El terrorismo es, en esencia, una herramienta de propaganda que utiliza la violencia para transmitir su mensaje. Se rige por la lógica del espectáculo como instrumento de poder. No busca el daño físico por sí mismo, sino desestabilizar el orden simbólico, captar la atención y amplificar una narrativa de miedo.
La represión post-electoral en Venezuela se inscribe en esta dinámica, pero desde el Estado. Aquí, el poder se convierte en el principal actor de una violencia espectacularizada que busca infundir miedo y reafirmar su dominio sobre las libertades ciudadanas. El terrorismo de Estado no se limita al control social mediante la fuerza; su verdadero fin es propagandístico: proyectar una imagen de omnipotencia y anular cualquier forma de disidencia. A través de desapariciones, ejecuciones extrajudiciales, torturas y represión masiva, el Estado no solo elimina a sus opositores, sino que envía un mensaje claro a la sociedad: el poder es absoluto y la resistencia, inútil. Este terrorismo se disfraza bajo discursos de “seguridad nacional” o “protección del orden”, pero su esencia es el control mediante el miedo que busca normalizar la sumisión y silenciar la crítica.

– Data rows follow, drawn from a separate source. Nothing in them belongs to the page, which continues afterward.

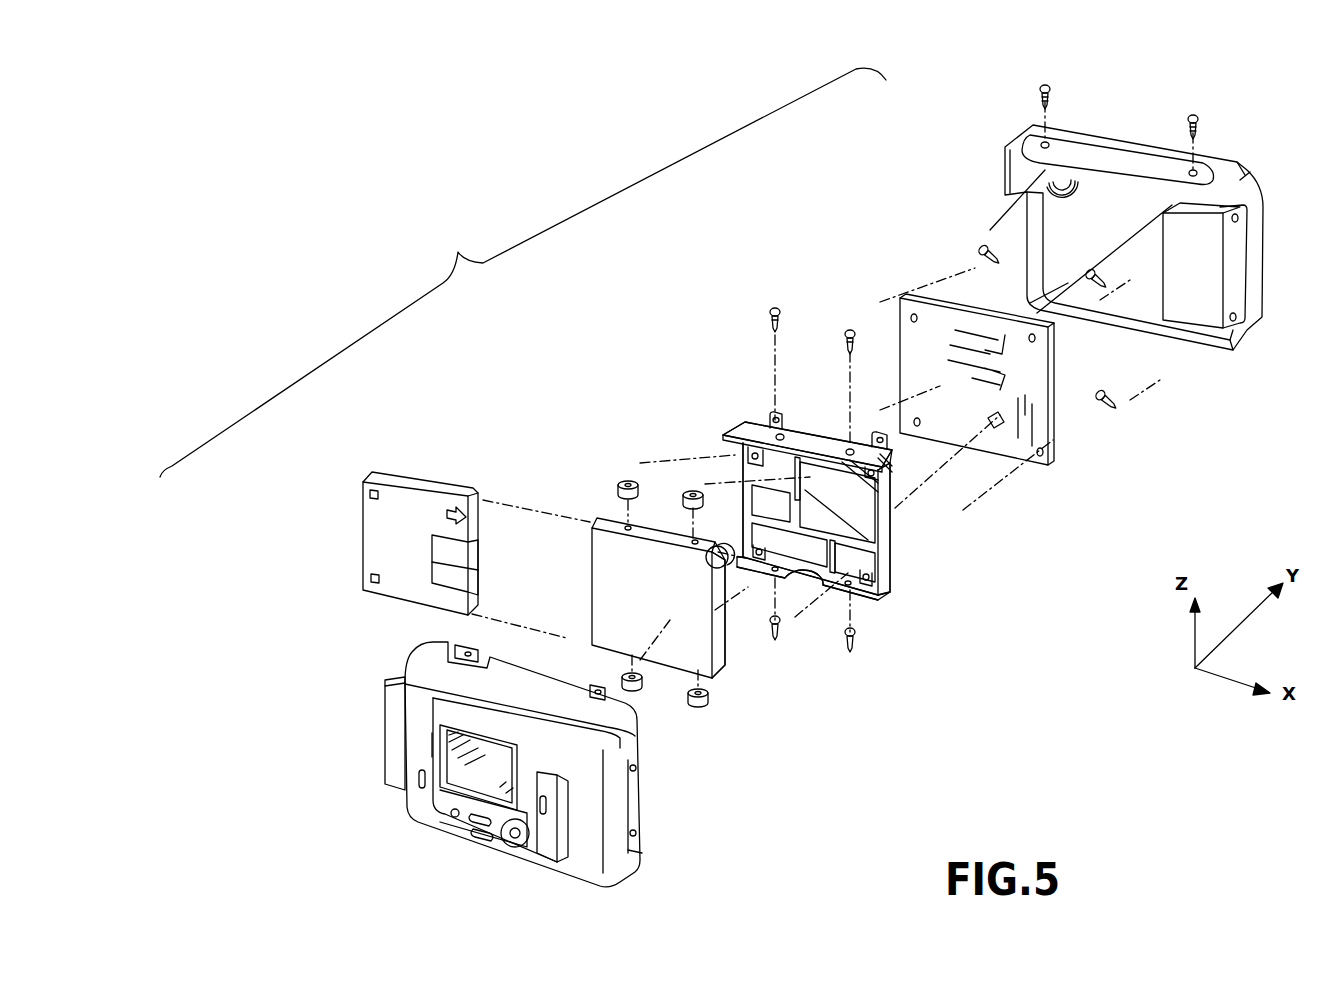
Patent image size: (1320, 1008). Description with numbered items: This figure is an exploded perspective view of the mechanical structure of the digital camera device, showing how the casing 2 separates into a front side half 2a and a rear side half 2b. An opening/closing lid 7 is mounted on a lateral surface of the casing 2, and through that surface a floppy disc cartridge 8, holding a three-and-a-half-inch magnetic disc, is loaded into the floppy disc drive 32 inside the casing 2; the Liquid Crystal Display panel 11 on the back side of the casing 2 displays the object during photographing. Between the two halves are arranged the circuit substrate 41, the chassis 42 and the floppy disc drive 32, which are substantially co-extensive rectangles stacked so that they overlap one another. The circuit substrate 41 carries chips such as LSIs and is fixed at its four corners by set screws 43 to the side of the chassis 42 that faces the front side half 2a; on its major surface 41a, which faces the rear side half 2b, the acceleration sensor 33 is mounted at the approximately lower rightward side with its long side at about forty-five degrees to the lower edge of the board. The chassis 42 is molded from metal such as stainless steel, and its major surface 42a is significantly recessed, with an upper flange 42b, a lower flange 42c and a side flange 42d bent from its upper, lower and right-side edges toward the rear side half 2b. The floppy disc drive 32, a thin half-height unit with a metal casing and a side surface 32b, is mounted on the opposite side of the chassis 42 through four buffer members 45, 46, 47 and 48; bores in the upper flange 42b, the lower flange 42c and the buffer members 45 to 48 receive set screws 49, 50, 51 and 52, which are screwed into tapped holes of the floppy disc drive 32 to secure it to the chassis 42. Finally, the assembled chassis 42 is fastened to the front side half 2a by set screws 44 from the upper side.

The casing 2 is at (461, 245).
The front side half 2a is at (1066, 220).
The rear side half 2b is at (413, 662).
The opening/closing lid 7 is at (384, 703).
The floppy disc cartridge 8 is at (355, 505).
The Liquid Crystal Display panel 11 is at (455, 762).
The floppy disc drive 32 is at (603, 560).
The lens unit side surface 32b is at (778, 652).
The acceleration sensor 33 is at (1000, 428).
The circuit substrate 41 is at (905, 335).
The major surface 41a is at (1045, 430).
The chassis 42 is at (742, 434).
The major surface 42a is at (878, 562).
The upper flange 42b is at (755, 430).
The lower flange 42c is at (870, 592).
The side flange 42d is at (885, 520).
The set screws 43 is at (982, 252).
The set screws 44 is at (1052, 96).
The buffer member 45 is at (626, 480).
The buffer member 46 is at (690, 490).
The buffer member 47 is at (643, 690).
The buffer member 48 is at (708, 703).
The set screw 49 is at (775, 308).
The set screw 50 is at (850, 330).
The set screw 51 is at (782, 636).
The set screw 52 is at (856, 646).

Cada detención, cada acto represivo, es calculado para maximizar el miedo y la indignación, mostrando la fuerza del régimen. La repetición de estos actos busca crear un clima de tensión permanente, reforzar la sensación de inseguridad y desestabilizar la cotidianidad.
El terrorismo de Estado no solo afecta a sus víctimas directas, sino que intenta transformar a la sociedad en su conjunto, intentando imponer una lógica de sospecha y control que justifica la expansión del poder estatal y la restricción de libertades. La respuesta más contundente a esta lógica del terror no es la sumisión, sino la resistencia activa. No se trata de ignorar el peligro, sino de negarse a permitir que el miedo dicte nuestras vidas. Esto implica recuperar la autonomía y la capacidad de acción, rechazar la narrativa del terror y, sobre todo, reconstruir los lazos comunitarios. La solidaridad se convierte así en el antídoto contra la fragmentación social que el terrorismo busca imponer.
Actuar frente al terrorismo no significa caer en la trampa de la represión desmedida o la militarización de la vida cotidiana, sino construir alternativas que desactiven su poder simbólico. Esto implica cuestionar el espectáculo del terror, negándole el protagonismo que busca. La verdadera derrota del terrorismo no se mide en bajas o capturas, sino en la capacidad de una sociedad para mantener su cohesión, su humanidad y su libertad, incluso frente a la adversidad. Hacer el miedo a la espalda es un acto de rebeldía contra quienes intentan gobernar mediante el pánico, y una reafirmación de que la vida, en su diversidad y complejidad, siempre encontrará formas de florecer más allá del control y el miedo.
Todos a marchar mañana por la vida y contra la dictadura.